Drôle d’oiseau

 

Drôle d’oiseau

Feutre et acrylique sur papier, 24 x 18 cm

Un homme est témoin d’une étrange apparition. Dans un jardin public, au pied d’un arbre aux énormes racines, un homme-oiseau l’aborde et lui parle sur un ton de douce gravité.
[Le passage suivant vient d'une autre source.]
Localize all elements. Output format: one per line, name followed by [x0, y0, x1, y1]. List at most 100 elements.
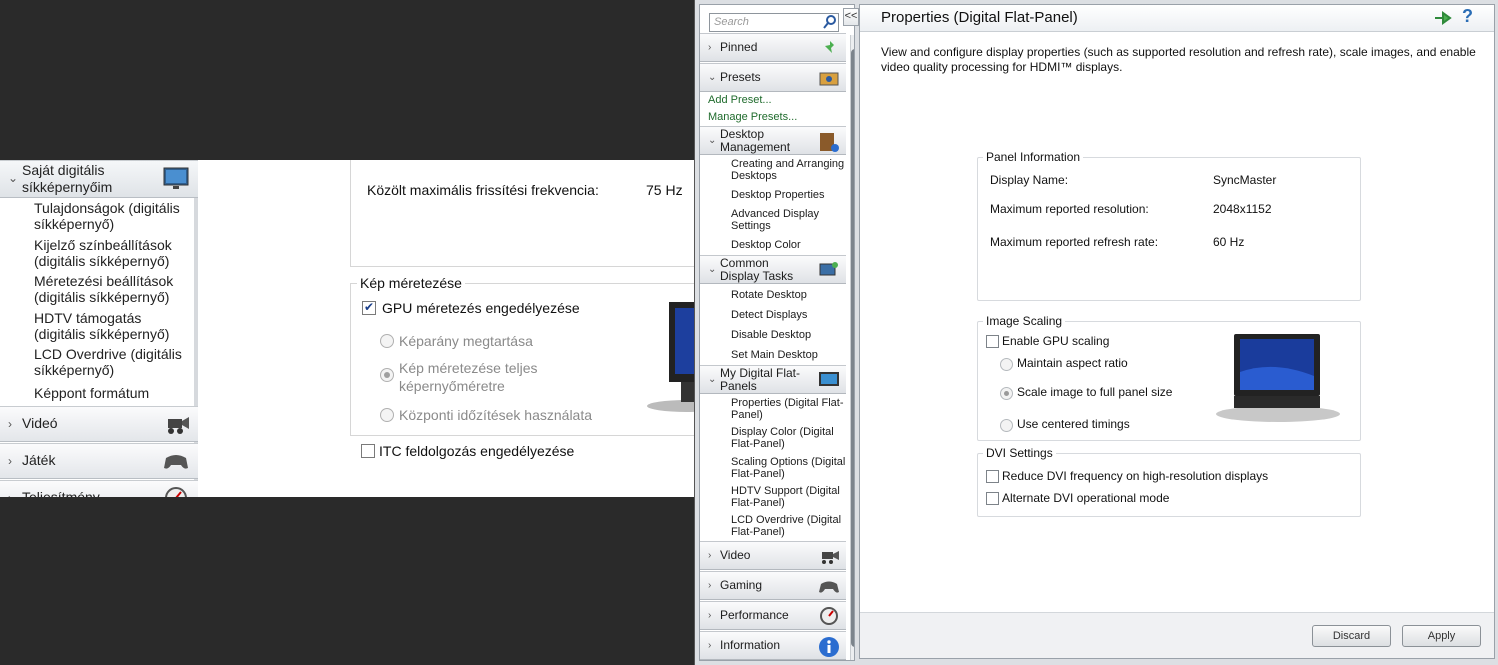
task-creating-arranging[interactable]: Creating and Arranging Desktops: [731, 158, 846, 182]
chevron-down-icon: ⌄: [708, 374, 717, 385]
hu-radio-centered[interactable]: [380, 408, 394, 422]
hu-refresh-value: 75 Hz: [646, 182, 683, 198]
enable-gpu-scaling-checkbox[interactable]: [986, 335, 999, 348]
full-panel-label: Scale image to full panel size: [1017, 385, 1173, 399]
page-header: Properties (Digital Flat-Panel) ?: [860, 5, 1494, 32]
hu-section-label: Teljesítmény: [22, 489, 100, 497]
hu-itc-checkbox[interactable]: [361, 444, 375, 458]
hu-section-gaming[interactable]: › Játék: [0, 443, 198, 479]
hu-radio-full[interactable]: [380, 368, 394, 382]
chevron-right-icon: ›: [8, 454, 12, 468]
task-properties-panel[interactable]: Properties (Digital Flat-Panel): [731, 397, 846, 421]
monitor-preview-image: [647, 302, 694, 412]
panel-info-legend: Panel Information: [983, 150, 1084, 164]
hu-radio-aspect[interactable]: [380, 334, 394, 348]
hu-section-label: Saját digitális síkképernyőim: [22, 162, 113, 195]
search-input[interactable]: Search: [709, 13, 839, 32]
help-icon[interactable]: ?: [1462, 6, 1473, 27]
max-resolution-label: Maximum reported resolution:: [990, 202, 1149, 216]
task-advanced-display[interactable]: Advanced Display Settings: [731, 208, 846, 232]
section-information[interactable]: › Information: [700, 631, 846, 660]
apply-button[interactable]: Apply: [1402, 625, 1481, 647]
task-desktop-color[interactable]: Desktop Color: [731, 239, 846, 251]
alternate-dvi-mode-checkbox[interactable]: [986, 492, 999, 505]
discard-button[interactable]: Discard: [1312, 625, 1391, 647]
section-my-panels[interactable]: ⌄ My Digital Flat-Panels: [700, 365, 846, 394]
image-scaling-group: Image Scaling Enable GPU scaling Maintai…: [977, 314, 1361, 441]
section-label: Presets: [720, 70, 761, 84]
max-refresh-label: Maximum reported refresh rate:: [990, 235, 1159, 249]
manage-presets-link[interactable]: Manage Presets...: [708, 111, 797, 123]
task-detect-displays[interactable]: Detect Displays: [731, 309, 846, 321]
search-icon[interactable]: [822, 14, 838, 30]
section-gaming[interactable]: › Gaming: [700, 571, 846, 600]
page-title: Properties (Digital Flat-Panel): [881, 9, 1078, 26]
hu-item-color[interactable]: Kijelző színbeállítások (digitális síkké…: [34, 237, 194, 269]
display-name-label: Display Name:: [990, 173, 1069, 187]
scrollbar-thumb[interactable]: [851, 49, 854, 647]
max-resolution-value: 2048x1152: [1213, 202, 1272, 216]
monitor-preview-image: [1216, 334, 1340, 422]
collapse-sidebar-button[interactable]: <<: [843, 8, 859, 26]
chevron-right-icon: ›: [708, 580, 712, 591]
camera-icon: [822, 551, 839, 564]
task-disable-desktop[interactable]: Disable Desktop: [731, 329, 846, 341]
task-rotate-desktop[interactable]: Rotate Desktop: [731, 289, 846, 301]
dvi-settings-group: DVI Settings Reduce DVI frequency on hig…: [977, 446, 1361, 517]
max-refresh-value: 60 Hz: [1213, 235, 1245, 249]
chevron-right-icon: ›: [708, 610, 712, 621]
add-preset-link[interactable]: Add Preset...: [708, 94, 772, 106]
reduce-dvi-frequency-checkbox[interactable]: [986, 470, 999, 483]
hu-scaling-legend: Kép méretezése: [357, 275, 465, 291]
task-scaling-options-panel[interactable]: Scaling Options (Digital Flat-Panel): [731, 456, 846, 480]
gamepad-icon: [164, 455, 188, 469]
panel-information-group: Panel Information Display Name: SyncMast…: [977, 150, 1361, 301]
hu-item-scaling[interactable]: Méretezési beállítások (digitális síkkép…: [34, 273, 194, 305]
task-set-main-desktop[interactable]: Set Main Desktop: [731, 349, 846, 361]
hu-item-hdtv[interactable]: HDTV támogatás (digitális síkképernyő): [34, 310, 194, 342]
hu-section-video[interactable]: › Videó: [0, 406, 198, 442]
hu-section-own-panels[interactable]: ⌄ Saját digitális síkképernyőim: [0, 160, 198, 198]
hu-item-overdrive[interactable]: LCD Overdrive (digitális síkképernyő): [34, 346, 194, 378]
action-bar: Discard Apply: [860, 612, 1494, 658]
hu-panel-info-box: Közölt maximális frissítési frekvencia: …: [350, 160, 694, 267]
chevron-right-icon: ›: [8, 417, 12, 431]
hu-item-properties[interactable]: Tulajdonságok (digitális síkképernyő): [34, 200, 194, 232]
centered-timings-radio[interactable]: [1000, 419, 1013, 432]
hu-gpu-scaling-checkbox[interactable]: [362, 300, 376, 315]
section-label: Pinned: [720, 40, 758, 54]
section-pinned[interactable]: › Pinned: [700, 33, 846, 62]
pin-icon[interactable]: [1433, 10, 1453, 26]
section-common-tasks[interactable]: ⌄ Common Display Tasks: [700, 255, 846, 284]
hu-section-performance[interactable]: › Teljesítmény: [0, 480, 198, 497]
hu-navigation: ⌄ Saját digitális síkképernyőim Tulajdon…: [0, 160, 198, 497]
hu-itc-label: ITC feldolgozás engedélyezése: [379, 443, 575, 459]
hu-main-content: Közölt maximális frissítési frekvencia: …: [202, 160, 694, 497]
hu-gpu-scaling-label: GPU méretezés engedélyezése: [382, 300, 580, 316]
section-video[interactable]: › Video: [700, 541, 846, 570]
alternate-dvi-mode-label: Alternate DVI operational mode: [1002, 491, 1170, 505]
section-performance[interactable]: › Performance: [700, 601, 846, 630]
centered-timings-label: Use centered timings: [1017, 417, 1130, 431]
image-scaling-legend: Image Scaling: [983, 314, 1066, 328]
hu-item-pixel-format[interactable]: Képpont formátum: [34, 385, 194, 401]
section-label: Video: [720, 548, 751, 562]
hu-refresh-label: Közölt maximális frissítési frekvencia:: [367, 182, 599, 198]
chevron-down-icon: ⌄: [708, 135, 717, 146]
section-label: Gaming: [720, 578, 763, 592]
monitor-icon: [819, 372, 839, 386]
properties-page: Properties (Digital Flat-Panel) ? View a…: [859, 4, 1495, 659]
display-name-value: SyncMaster: [1213, 173, 1277, 187]
chevron-down-icon: ⌄: [708, 72, 717, 83]
task-desktop-properties[interactable]: Desktop Properties: [731, 189, 846, 201]
maintain-aspect-radio[interactable]: [1000, 358, 1013, 371]
task-display-color-panel[interactable]: Display Color (Digital Flat-Panel): [731, 426, 846, 450]
hu-radio-centered-label: Központi időzítések használata: [399, 407, 593, 423]
task-lcd-overdrive-panel[interactable]: LCD Overdrive (Digital Flat-Panel): [731, 514, 846, 538]
hu-radio-full-label: Kép méretezése teljes képernyőméretre: [399, 360, 538, 394]
section-desktop-management[interactable]: ⌄ Desktop Management: [700, 126, 846, 155]
section-presets[interactable]: ⌄ Presets: [700, 63, 846, 92]
task-hdtv-support-panel[interactable]: HDTV Support (Digital Flat-Panel): [731, 485, 846, 509]
full-panel-radio[interactable]: [1000, 387, 1013, 400]
info-icon: [819, 637, 839, 657]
– Monsieur, il me fallait de l’espace pour ma vie et je me suis transformé en oiseau. J’avais quitté ma destinée d’homme et je me sentais léger et gracieux. Ma vie était une symphonie aux portes du ciel. Oh, Monsieur, c’est beau le ciel ! Je volais avec plaisir aux heures les plus éclatantes du jour. Il y avait le vent et la lumière au dessus des villes, des collines et des rivières. Monsieur, le vent est une révolte du ciel ! Tout le bleu du ciel vous enveloppe mais le vent vous bouscule et vous dérivez dans des rafales et des tempêtes. Vous êtes aux mains d’un fou qui vous jette au hasard dans des valses agitées. Le vent vous rafle, vous avale et vous broie, puis un jour un grand vent sournois et terrible m’avait flanqué contre une vitre, une immense baie éclatante de lumière. Oh, Monsieur écoutez-moi, mon pauvre corps de plumes n’était presque plus vivant. Je  me suis réveillé dans une chambre pleine de fleurs et au dessus de moi, il y avait un visage avec un sourire lumineux et des yeux pleins d’amour. «Il ne faut pas mourir» me disait une femme d’une voix douce. Cette femme était d’une bonté inépuisable. Elle m’examinait avec tendresse, elle me lavait, pansait mes plaies et j’étais nourri de graines et de chenilles. L’effet était irrésistible, son dévouement et sa douceur m’ont sauvé. Nous sommes devenus amoureux et c’était un grand bonheur. Chacun dans son cœur prenait la place de l’autre. C’est un soir, alors qu’elle se penchait sur moi toute brillante de blancheur, que son mari est rentré d’un grand voyage. Il avait traîné sa femme par les cheveux et lui avait fracassé la tête dans la cuvette des toilettes. Il me crachait dessus. Je cachais ma tête sous mes ailes mais j’avais gardé mes fesses d’homme et il m’a battu pendant des heures. Tout mon derrière saignait. Mes fesses, Monsieur, mes fesses sont parées depuis d’affreuses inflammations, regardez ma chair suppliciée, mes rondeurs pleines de rougeurs. Mon derrière est resté humain, Monsieur, Monsieur, consolez-le bien !

Le témoin de cette étrange apparition hausse les épaules à ces vulgarités que le hasard propose. Il va continuer sa  promenade dans le jardin, il va respirer des fleurs.